I'm sorry to have finished my City Lit drawing course at the National Gallery, I learnt such a lot in 5 weeks. For this last session there was no tour beforehand and a different tutor with a more abstract approach which was refreshing. I got there early to have a look round to choose my
victim painting to draw from. I whittled down my short list - some were much smaller in real life, others had poor light or lacked a good position to draw from. It was very busy with events going on so that also had an impact as did rooms that were very busy ( I don't mind sketching in public but there are limits.....)
Continuing my cloth theme I chose ' Mary Magdalene' by Giovanni Girolamo Savoldo.

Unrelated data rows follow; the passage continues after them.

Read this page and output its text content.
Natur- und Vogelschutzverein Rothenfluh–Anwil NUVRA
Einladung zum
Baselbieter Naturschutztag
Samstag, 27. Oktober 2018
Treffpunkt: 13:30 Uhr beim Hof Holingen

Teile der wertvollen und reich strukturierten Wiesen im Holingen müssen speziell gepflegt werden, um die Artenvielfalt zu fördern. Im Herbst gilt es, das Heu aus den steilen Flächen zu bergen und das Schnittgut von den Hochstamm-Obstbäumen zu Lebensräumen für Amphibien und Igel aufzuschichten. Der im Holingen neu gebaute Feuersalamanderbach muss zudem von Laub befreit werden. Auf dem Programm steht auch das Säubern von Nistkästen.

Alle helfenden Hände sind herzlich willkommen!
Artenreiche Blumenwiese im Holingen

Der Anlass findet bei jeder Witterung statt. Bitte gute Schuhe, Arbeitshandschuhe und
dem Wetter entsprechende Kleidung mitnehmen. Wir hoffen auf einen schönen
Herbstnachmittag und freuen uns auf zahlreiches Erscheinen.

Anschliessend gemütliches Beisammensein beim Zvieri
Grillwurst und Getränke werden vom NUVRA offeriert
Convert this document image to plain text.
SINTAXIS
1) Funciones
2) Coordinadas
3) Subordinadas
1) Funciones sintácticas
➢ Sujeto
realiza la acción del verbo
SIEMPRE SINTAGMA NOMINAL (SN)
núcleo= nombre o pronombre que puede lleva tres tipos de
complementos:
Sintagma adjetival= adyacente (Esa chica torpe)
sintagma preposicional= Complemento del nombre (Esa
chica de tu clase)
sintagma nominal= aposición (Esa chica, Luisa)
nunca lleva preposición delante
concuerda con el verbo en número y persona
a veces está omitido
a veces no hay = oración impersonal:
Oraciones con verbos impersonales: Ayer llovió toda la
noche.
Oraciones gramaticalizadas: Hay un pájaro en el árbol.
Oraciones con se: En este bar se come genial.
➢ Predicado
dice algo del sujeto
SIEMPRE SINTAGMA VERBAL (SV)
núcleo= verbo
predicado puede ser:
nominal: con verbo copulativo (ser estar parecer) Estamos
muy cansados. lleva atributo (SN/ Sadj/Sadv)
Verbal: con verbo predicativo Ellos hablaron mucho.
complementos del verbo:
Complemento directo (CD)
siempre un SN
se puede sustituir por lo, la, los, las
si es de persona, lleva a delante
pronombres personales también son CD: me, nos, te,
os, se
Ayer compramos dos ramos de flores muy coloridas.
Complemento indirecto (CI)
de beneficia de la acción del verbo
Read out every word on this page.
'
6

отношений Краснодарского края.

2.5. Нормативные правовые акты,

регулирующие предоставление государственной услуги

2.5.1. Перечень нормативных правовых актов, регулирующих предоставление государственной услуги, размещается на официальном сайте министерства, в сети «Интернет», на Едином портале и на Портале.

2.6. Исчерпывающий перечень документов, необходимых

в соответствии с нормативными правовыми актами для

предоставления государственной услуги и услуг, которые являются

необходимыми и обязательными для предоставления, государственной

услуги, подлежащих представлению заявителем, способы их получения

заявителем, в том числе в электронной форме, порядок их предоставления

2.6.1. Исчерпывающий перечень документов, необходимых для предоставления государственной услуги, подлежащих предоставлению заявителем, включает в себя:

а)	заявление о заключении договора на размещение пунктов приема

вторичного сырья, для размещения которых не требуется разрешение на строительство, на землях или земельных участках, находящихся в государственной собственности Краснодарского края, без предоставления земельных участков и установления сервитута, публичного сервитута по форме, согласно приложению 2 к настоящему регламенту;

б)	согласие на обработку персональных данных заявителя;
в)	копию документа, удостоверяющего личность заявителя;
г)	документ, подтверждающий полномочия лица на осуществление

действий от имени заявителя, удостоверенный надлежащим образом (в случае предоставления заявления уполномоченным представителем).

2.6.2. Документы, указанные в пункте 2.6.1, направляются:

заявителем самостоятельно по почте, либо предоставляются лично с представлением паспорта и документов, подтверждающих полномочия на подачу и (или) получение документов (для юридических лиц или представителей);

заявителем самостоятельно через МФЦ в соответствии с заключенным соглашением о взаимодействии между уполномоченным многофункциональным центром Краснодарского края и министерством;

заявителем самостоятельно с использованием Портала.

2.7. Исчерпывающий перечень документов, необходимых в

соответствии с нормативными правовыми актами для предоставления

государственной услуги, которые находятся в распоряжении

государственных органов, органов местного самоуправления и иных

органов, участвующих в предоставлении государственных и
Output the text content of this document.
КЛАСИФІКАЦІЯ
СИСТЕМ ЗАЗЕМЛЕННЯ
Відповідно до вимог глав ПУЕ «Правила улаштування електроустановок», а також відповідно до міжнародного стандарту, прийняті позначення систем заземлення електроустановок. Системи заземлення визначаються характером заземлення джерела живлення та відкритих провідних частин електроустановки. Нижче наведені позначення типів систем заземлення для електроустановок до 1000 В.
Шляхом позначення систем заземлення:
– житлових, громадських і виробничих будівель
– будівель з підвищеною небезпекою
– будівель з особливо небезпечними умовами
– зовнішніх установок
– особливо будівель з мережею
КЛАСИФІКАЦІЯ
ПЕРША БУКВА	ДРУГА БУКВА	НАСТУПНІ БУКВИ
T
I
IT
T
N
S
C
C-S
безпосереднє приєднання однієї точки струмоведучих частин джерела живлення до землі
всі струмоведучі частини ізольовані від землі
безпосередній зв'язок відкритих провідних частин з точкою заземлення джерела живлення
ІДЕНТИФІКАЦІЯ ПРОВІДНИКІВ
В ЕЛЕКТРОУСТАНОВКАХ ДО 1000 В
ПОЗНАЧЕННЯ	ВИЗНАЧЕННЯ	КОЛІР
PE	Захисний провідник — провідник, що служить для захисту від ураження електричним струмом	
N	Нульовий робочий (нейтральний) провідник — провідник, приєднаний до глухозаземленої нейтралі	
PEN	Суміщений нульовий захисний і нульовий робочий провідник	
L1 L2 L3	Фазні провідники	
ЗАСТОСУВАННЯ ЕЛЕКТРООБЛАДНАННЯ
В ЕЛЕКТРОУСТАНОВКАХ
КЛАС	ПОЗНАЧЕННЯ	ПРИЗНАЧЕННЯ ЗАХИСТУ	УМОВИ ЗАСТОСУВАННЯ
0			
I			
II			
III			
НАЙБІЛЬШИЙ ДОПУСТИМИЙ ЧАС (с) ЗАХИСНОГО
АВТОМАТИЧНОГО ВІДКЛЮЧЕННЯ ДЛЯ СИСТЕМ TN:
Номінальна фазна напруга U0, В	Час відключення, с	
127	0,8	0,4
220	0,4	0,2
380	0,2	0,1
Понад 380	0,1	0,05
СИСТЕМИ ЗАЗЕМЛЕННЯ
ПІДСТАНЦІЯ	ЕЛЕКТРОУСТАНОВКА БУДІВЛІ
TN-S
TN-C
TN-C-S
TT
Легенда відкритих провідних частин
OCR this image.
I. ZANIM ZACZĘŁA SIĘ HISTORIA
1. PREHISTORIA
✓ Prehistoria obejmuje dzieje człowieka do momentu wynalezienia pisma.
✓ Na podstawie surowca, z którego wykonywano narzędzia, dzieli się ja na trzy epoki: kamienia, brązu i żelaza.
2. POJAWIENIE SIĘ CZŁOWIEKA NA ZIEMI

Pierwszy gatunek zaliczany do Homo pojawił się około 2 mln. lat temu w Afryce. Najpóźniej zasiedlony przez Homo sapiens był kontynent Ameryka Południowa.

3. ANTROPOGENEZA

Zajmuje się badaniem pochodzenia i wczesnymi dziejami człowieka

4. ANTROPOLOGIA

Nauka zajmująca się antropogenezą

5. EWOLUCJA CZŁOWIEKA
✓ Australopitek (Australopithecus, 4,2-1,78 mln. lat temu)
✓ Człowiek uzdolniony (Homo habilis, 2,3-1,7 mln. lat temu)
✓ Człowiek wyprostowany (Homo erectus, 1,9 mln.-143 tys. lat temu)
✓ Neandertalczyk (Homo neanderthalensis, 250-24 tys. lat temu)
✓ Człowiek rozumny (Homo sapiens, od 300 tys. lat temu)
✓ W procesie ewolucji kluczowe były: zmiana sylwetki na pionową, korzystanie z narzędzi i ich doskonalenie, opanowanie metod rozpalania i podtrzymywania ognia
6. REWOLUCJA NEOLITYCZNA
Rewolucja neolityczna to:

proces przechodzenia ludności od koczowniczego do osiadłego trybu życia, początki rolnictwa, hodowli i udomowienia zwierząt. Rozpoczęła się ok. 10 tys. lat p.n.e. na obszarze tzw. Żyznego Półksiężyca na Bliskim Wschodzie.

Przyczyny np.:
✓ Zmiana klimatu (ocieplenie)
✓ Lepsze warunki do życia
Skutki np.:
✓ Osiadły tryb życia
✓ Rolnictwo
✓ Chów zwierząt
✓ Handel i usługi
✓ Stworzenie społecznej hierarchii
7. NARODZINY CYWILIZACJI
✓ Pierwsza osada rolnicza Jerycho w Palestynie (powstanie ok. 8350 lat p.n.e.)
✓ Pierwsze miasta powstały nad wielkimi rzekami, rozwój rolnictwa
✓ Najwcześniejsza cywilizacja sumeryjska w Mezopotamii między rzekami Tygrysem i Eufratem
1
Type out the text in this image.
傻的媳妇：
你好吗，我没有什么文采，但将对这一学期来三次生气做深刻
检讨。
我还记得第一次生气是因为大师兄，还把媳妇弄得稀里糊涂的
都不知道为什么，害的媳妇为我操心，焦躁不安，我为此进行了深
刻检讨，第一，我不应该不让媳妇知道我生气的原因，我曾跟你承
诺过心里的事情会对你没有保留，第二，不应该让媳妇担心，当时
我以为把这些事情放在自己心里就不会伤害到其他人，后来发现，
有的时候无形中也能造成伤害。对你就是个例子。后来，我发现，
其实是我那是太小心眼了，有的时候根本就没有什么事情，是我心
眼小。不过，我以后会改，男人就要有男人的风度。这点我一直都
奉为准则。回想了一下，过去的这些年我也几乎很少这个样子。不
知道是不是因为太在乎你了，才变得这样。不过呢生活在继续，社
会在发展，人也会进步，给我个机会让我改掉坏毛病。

The time went so quickly tho' I did go for a coffee break and my ideas about working in a more abstract, simplified way went out of the window as I concentrated on analysing and trying to capture accurately the folds in the fabric. We met in Central Hall to look at each others work rather earlier than in previous weeks - at 8.30 instead of 8.45. This had pro's and con's. On the plus side it was great to have more time to appreciate the varied styles and to see the journey for all of us from our first works. In previous weeks we've been asked to comment only on our own work and experience with a summing up by the tutor ( competing with insistent remarks from the stewards that the gallery was now closed!) This week we were asked to comment on other peoples which we weren't used to - I found positive things to say but not everyone did - one person was unnecessarily harsh, she'd earlier made unwelcome suggestions about how I could 'improve' my drawing.
In general though it was a nice group of people. Being spread through the gallery, concentrating on our own drawings, there wasn't the same interaction as in other classes but I enjoyed chatting with Catherine who was like minded in needing a coffee before each session started and also in admiring the work of Gerhardt Richter.
So what were the 'learning outcomes ' for me?
- a new appreciation of 'traditional' figurative paintings
- increased skills in observation
- a better understanding of composition
- improvement in drawing techniques
- confidence to draw in museums and galleries
- finding time for art, the realisation that I could fit in classes after work, not just at weekends.
- that sustained drawing is sustaining!!
Most of all I've fallen back in love with pencil! For the last 30+ years my drawing has been rather cursory as I want to get to colour as quickly as possible. Now I want to explore drawing further for it's own sake. I'm investigating life classes for the New Year but in the mean time bought a wooden hand at the National Gallery Shop ( even if it does look like 'Thing' from the Addams Family). The hands were what I noticed most in many paintings and I have ideas to incorporate drawings with the prints I produced in the British Museum lino printing course into my Sketchbook 2013 Project.